Estuvo cinco horas a la
deriva. El barco se había hundido por el impacto de un torpedo. Roger tuvo la
suerte de encontrarse en el momento de la explosión cerca de los botes salvavidas
y cogió uno hinchable antes de que la proa desapareciera por completo. No hubo
más sobrevivientes. Era ya mediodía y el sol lo calcinaba, buscó la forma de cubrirse,
pero no tenía nada a mano. De pronto vio una enorme roca en el mar. Era una piedra
de cinco metros de alto, estaba rodeada por arena oscura y grava. Se esforzó
por acercarse impulsándose con un pequeño remo, tardó más de media hora en llegar.
Bajó de la lancha salvavidas. Pisó tierra y comenzó a medir el territorio,
caminó en círculo y calculó que habría unos cincuenta metros cuadrados. Se
trepó a la roca, que tenía consistencia volcánica, y miró en las cuatro
direcciones sin resultado alguno.
Estaba solo en medio del
Pacífico. Tal vez a unos trecientos kilómetros de Hawái. Descubrió una cuneta
donde había agua dulce, algas y unos moluscos. Calmó su sed y se mojó la cabeza.

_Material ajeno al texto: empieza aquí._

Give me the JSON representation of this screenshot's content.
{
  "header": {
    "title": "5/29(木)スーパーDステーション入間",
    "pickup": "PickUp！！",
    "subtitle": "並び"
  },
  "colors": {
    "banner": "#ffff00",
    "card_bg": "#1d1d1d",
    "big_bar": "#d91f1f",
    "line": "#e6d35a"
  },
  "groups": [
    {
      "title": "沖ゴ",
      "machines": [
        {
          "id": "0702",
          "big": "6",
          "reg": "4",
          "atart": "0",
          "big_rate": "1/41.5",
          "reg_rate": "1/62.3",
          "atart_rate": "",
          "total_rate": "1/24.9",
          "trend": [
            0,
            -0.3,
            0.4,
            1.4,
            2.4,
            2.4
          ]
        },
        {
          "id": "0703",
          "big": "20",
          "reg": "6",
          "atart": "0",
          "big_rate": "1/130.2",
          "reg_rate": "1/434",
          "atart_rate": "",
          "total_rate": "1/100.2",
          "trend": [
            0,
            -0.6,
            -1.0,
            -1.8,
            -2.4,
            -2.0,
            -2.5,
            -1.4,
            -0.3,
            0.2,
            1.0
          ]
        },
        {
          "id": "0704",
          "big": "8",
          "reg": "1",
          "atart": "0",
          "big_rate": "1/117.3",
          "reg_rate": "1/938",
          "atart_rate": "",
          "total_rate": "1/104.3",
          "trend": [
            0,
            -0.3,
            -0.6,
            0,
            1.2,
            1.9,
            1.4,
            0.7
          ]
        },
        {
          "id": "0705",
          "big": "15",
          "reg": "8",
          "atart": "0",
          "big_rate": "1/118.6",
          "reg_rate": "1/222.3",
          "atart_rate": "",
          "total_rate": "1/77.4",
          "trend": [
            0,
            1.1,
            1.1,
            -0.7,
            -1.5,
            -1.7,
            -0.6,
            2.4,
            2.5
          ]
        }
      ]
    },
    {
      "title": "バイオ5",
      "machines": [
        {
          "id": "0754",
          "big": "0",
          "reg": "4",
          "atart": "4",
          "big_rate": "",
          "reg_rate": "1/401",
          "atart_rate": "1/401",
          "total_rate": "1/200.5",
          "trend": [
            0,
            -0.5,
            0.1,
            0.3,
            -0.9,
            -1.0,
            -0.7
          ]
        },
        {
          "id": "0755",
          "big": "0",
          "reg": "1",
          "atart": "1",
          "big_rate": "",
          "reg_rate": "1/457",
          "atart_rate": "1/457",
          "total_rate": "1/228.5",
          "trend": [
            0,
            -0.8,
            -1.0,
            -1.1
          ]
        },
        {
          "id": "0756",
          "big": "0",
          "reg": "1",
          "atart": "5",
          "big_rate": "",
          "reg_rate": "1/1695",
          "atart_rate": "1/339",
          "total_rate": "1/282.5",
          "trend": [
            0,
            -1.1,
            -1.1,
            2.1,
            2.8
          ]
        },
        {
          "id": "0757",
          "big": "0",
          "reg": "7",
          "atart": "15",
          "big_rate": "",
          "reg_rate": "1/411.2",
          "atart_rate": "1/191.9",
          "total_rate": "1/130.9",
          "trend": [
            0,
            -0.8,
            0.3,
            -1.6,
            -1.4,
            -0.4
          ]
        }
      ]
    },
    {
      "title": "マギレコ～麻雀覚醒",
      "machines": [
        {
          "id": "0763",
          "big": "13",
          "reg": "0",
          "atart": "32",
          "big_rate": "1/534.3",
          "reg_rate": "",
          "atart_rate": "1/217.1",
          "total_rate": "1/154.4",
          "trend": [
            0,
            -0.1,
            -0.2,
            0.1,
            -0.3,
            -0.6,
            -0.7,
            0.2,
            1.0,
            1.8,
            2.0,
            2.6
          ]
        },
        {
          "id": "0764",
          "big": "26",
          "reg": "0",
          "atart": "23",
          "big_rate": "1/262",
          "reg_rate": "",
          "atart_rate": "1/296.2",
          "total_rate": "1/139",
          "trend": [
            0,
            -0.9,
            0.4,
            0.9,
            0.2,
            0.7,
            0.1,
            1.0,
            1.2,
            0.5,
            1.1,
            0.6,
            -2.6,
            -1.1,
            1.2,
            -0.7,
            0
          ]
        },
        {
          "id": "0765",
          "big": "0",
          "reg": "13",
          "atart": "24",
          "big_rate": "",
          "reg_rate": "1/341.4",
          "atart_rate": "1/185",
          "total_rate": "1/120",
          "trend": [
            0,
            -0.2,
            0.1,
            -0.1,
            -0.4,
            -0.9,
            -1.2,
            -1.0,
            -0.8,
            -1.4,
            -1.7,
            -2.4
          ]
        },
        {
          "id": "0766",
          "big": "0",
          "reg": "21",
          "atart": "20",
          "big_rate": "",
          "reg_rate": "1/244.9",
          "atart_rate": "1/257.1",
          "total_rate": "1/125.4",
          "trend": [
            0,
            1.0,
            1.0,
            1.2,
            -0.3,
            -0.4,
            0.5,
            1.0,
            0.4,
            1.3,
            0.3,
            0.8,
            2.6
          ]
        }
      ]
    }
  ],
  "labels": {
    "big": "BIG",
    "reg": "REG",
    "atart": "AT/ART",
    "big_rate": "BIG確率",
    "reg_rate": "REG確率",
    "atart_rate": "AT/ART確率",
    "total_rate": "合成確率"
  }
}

Se quitó el uniforme y lo colgó para que lo ocultara del sol. Resguardado por
la débil sombra se durmió. Unos minutos después, notó que a su lado estaba
sentado un individuo desagradable. “¿Te acuerdas de aquella obra que leíste en
la cárcel? —le preguntó el hombre con mirada estricta—Era Martin Pincher, de
Lord William Golding, aquel náufrago, ¿verdad?”. No, no—contestó temeroso Roger—Martin Pincher
soy yo. El hombre guardó silencio y se recostó, se puso las manos detrás de la
nuca y dijo que no hacía calor, que el viento era frío y olía a hormigón. Mi
nombre está escrito en mi uniforme, lo puedes comprobar si quieres—agregó Roger
sin escuchar lo que le comentaba su interlocutor—. “El caso—respondió el
hombre— es que no quiero y, a decir verdad, tú tampoco querrás hacerlo porque
eso significará que aceptas que no pudiste escapar, que no lograste embarcarte
y que en este momento deseas que hubiera sido así. Sin embargo, la realidad
indica lo contrario. No has naufragado, no estás en medio del mar y ni siquiera
me tienes recostado a aquí en este sitio”. Roger decidió abrir los ojos para
demostrarse que el otro mentía, pero por más esfuerzos que hizo no logró
despertar. “¿Lo ves? — le dijo el hombre con ironía—. Te queda poco tiempo y
deberías aprovecharlo para idear tu fuga. Se supone que sólo estás agotado por
las náuseas y los mareos”. Roger había estado preso y había leído el libro de
aquel náufrago que se salvaba y quedaba en un islote como él. Se acordó de que el
personaje moría al final y que esa salvación ficticia no era más que la muerte
real. Miró a su compañero, éste no respondió y se encogió de hombros.
Tengo que idear algo para
huir de los policías—se dijo con voz apresurada—. Oyó que un gendarme decía:
“Vean, es el marinero: no subió al barco”. Eso era, él no había subido al
barco, un golpe en la cabeza lo había hecho perder el conocimiento, pero ya
podía despertarse y huir, correr con todas sus fuerzas y evitar el
encarcelamiento. Está vez le ampliarían la condena por intento de fuga. Debía actuar
rápido. Notó los pasos del policía y el silbado pitando. Abrió los ojos y dio
un tremendo saltó. Se le enredó la camisola en la cabeza, tiró varios golpes y
sus puños se estrellaron contra algo muy duro. Oyó el crujido de las piedras
bajos sus pies. Notó el aroma salino y las olas estrellándose contra la roca.
Se quitó de la cara el peto y con terror descubrió el inmenso mar. No he salido
de mi sueño—se dijo golpeándose la cara—. Necesito despertarme con urgencia.